Periodic Table designed by Theodore Gray; a large multi-image version is included in the new museum at the Chemical Heritage Foundation.
If the word chemistry provokes a reaction somewhere between boredom and fear, think again. The Chemical Heritage Foundation (CHF) at 3rd and Chesnut has opened a new museum designed, as they put it, for adults who don’t remember or understand chemistry. They’ve done a smashing job! The museum will also appeal to serious younger visitors, but unlike the playground atmosphere that’s the Franklin Institute, this is filled with loads of information and lots of artifacts. The permanent exhibition Making Modernity addresses the contributions of chemical and molecular innovations to paint colors, Bakelight jewelry, nylon stockings and sex hormones as well as nanotechnology, genomics and many other areas of life as we know it. Philadelphia has a great new museum and admission’s free!
A view of the main gallery of the new Chemical Heritage Foundation museum.
The most spectacular display, a few feet in the door, is a large video projection designed by Theodore Gray. Conceptually the heir of the Eames’ multi-monitor display for the 1964 World’s Fair, it illustrates the periodic table, element by element and is as visually dazzling as it is didactically effective.
Kaleidoscope image of bakelite, one of the chemical contributions displayed in the new museum. Kaleidoscopic wallpapers and screen savers are available at the CHS website.
The museum is in an Italianate bank building renovated with great taste by Daget-Saylor Architects; they’ve created an 8,000 square foot open space for the museum that sparkles with glass and light. The permanent exhibition, occupying the bulk of the space, was designed by Ralph Applebaum Associates, the country’s premier museum designers. A smaller gallery at the back is for changing exhibitions.
I went to the CHF because I’d run into Diane Burko who said that an exhibition had opened there, Molecules That Matter, organized by the Tang Museum at Skidmore College, her alma mater. It includes artwork in its exploration of ten significant molecules discovered or synthesized in the Twentieth century including aspirin, DNA, polyethylene and Prozac. Diane was surprised that I knew anything about chemistry; well I know a little.
Roxy Paine SCUlpture MAChine extruding her SCUMAK pieces.

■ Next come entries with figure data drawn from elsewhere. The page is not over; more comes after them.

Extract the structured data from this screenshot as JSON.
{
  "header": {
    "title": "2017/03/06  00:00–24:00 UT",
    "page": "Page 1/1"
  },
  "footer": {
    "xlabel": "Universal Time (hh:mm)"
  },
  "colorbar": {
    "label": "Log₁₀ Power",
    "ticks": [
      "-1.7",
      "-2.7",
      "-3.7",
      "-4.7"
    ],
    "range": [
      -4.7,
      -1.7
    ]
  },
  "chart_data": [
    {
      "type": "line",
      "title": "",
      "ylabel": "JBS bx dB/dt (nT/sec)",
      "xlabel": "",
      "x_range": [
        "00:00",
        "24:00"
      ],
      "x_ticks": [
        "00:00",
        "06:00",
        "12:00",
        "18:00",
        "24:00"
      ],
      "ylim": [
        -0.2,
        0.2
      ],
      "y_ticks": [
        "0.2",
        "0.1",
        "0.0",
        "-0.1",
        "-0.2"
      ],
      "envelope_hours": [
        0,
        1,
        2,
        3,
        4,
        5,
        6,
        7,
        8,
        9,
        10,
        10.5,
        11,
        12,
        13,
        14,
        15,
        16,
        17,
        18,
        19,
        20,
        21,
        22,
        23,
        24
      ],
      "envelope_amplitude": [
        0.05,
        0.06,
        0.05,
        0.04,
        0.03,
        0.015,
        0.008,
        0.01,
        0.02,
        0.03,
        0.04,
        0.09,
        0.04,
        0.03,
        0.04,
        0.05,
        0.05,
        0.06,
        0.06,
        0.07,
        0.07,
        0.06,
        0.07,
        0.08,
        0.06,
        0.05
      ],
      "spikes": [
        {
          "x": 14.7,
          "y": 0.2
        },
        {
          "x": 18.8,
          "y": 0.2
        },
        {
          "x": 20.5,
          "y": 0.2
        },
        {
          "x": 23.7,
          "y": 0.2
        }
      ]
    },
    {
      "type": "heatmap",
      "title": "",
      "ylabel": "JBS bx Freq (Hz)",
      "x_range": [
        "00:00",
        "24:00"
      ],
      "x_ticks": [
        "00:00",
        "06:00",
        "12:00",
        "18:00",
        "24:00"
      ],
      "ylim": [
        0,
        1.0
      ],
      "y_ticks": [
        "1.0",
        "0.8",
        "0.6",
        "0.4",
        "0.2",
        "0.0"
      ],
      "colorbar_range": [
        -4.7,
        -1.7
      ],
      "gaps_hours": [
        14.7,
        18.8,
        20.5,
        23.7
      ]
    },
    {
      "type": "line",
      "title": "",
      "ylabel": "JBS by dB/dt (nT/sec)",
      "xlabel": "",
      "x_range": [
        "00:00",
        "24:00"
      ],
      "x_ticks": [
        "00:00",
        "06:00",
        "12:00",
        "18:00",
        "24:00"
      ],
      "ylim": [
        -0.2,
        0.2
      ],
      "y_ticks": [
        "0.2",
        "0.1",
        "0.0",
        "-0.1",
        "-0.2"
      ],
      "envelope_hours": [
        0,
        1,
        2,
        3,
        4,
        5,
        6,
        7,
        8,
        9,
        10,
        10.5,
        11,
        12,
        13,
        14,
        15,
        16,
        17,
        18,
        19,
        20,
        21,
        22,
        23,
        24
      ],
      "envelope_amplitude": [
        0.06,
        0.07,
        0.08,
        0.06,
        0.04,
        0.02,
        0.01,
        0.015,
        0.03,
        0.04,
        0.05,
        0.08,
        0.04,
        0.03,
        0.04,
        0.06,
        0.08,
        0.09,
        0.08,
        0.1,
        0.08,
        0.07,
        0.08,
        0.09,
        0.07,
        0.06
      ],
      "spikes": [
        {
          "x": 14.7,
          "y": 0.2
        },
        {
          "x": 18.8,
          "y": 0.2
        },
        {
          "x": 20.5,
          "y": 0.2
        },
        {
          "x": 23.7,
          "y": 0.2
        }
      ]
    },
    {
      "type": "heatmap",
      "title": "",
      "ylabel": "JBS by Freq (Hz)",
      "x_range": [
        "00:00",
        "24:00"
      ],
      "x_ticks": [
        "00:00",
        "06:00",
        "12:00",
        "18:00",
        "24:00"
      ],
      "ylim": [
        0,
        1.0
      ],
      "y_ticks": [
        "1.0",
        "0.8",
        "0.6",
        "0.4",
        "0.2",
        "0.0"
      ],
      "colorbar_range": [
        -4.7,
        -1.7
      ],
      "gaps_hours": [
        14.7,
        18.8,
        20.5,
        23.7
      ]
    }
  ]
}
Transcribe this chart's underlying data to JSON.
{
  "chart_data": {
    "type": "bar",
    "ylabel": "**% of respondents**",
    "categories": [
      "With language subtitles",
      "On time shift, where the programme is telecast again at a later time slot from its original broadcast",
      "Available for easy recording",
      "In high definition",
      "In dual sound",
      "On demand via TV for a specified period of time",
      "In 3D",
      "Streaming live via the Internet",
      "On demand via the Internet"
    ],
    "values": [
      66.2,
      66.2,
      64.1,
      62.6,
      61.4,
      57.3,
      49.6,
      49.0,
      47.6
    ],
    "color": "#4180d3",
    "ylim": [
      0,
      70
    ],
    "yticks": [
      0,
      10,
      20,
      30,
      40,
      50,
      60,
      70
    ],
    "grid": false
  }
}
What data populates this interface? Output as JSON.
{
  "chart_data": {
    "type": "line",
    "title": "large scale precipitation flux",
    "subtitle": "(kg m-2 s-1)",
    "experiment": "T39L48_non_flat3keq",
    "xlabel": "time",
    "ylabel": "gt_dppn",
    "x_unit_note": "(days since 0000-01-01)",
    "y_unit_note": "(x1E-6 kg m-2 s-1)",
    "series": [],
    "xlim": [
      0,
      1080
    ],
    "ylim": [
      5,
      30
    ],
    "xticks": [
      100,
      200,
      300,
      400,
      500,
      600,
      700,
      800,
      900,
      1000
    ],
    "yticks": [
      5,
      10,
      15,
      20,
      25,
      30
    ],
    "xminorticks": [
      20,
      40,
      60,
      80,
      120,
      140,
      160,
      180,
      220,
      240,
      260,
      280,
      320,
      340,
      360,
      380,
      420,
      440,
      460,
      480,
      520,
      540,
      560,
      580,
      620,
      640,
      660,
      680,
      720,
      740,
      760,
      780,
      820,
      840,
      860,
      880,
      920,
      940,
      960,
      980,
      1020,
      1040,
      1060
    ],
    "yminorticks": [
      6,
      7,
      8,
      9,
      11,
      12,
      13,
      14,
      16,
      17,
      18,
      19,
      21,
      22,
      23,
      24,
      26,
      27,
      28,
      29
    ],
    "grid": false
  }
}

The element that distinguishes all living things is carbon which bonds with other elements in three-dimensional structures, so that organic chemists need to conceptualize in three dimensions as do sculptors. I assumed that the artists might have done something related to chemical structure, but the use of the art was less conceptual and more illustrative. The section on aspirin, the first mass-marketed pill, includes Fred Tomaselli’s 13,000 (1996) created from columns of aspirin tablets on a black background encased in acrylic. To illustrate nylon Susie Brandt used old stockings to weave a large, plaid wall hanging that recall’s potholders made in crafts classes; she called it After Albers (1995-9) for Anni Albers, the Bauhaus textile designer. I enjoyed the discussion of nylon; apparently after World War II there were shopping riots when nylon hosiery first appeared, and 64 million pairs of stockings sold in four days.
The display on polyethylene includes four of Roxy Paine’s SCUMAK pieces, created with the use of a SCUlpture MAKing machine which extrudes polyethylene mixed with pigment; these were all black and looked like goth versions of Linda Benglis’ work. Behind the Paines a bench by Dan Peterman, made from recycled post-consumer plastic, fit so seamlessly into the display that I thought it was gallery furniture.
As part of the lecture series planned around Molecules that Matter, artist Chrissy Conant will be speaking about her Chrissy Caviar project on October 21 at 6pm. The galleries open an hour before the lecture.